The organizational management tasks were the only category that, for this sample, significantly predicted positive student learning outcomes. Organizational management tasks included the following:
- Developing a safe school environment
- Dealing with concerns from the staff
- Managing budgets and resources
- Hiring personnel
- Managing personal, school-related schedule
- Maintaining campus facilities
- Managing non-instructional staff
- Interacting/networking with other principals
The authors also found that these tasks predicted teacher satisfication and parents' ratings of school performance. In an additional effort to triangulate results, the authors found that assistant principals' ratings of their principals performance on these tasks followed the same pattern. Interestingly, effectiveness in instructional management tasks was not related to any of these variables in this particular study.

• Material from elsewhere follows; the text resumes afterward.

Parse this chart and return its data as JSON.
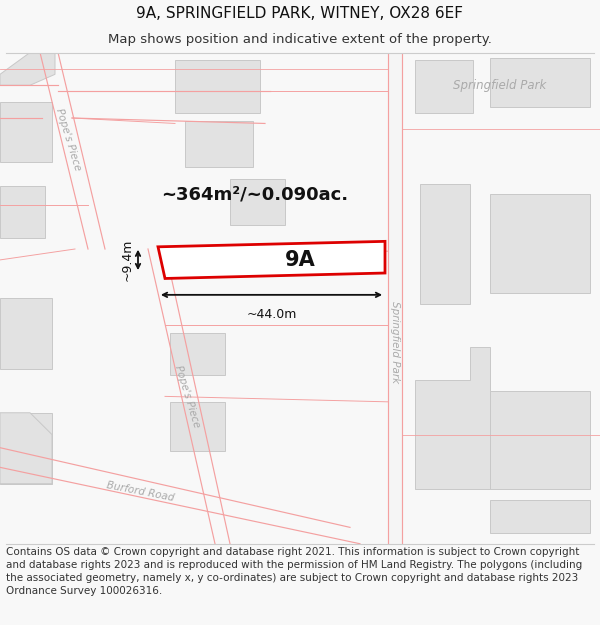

Grissom and Loeb are careful to emphasize that their findings do not suggest another pendulum swing is in order, whereby we might now focus on organizational management instead of instructional leadership. Rather, they believe their study indicates how both instructional and organizational management support each other in a natural and necessary sort of way:
Rather, we might conceive of effective instructional leadership as combining an understanding of the instructional needs of the school with an ability to target resources where they are needed, hire the best available teachers, and keep the school running smoothly. At the margins, principal efficacy in these latter functions may be more important for school effectiveness than previous work has articualted. Principals devoting significant energy to becoming instructional leaders--in the narrow sense--are unlikely to see school improvement unless they increase their capacity for Oragnizational Management as well.
These findings emphasize a key point: no matter how important instructional leadership is for today's principals, if the key tasks of organizational management are done ineffectively, school culture and climate, parent perceptions, and ultimately student learning will suffer as a result.
Grissom, J. A., & Loeb, S. (2011). Triangulating principal effectiveness: How perspectives of parents, teachers, and assistant principals identify the central importance of managerial skills. American Educational Research Journal 48(5), 1091-1123.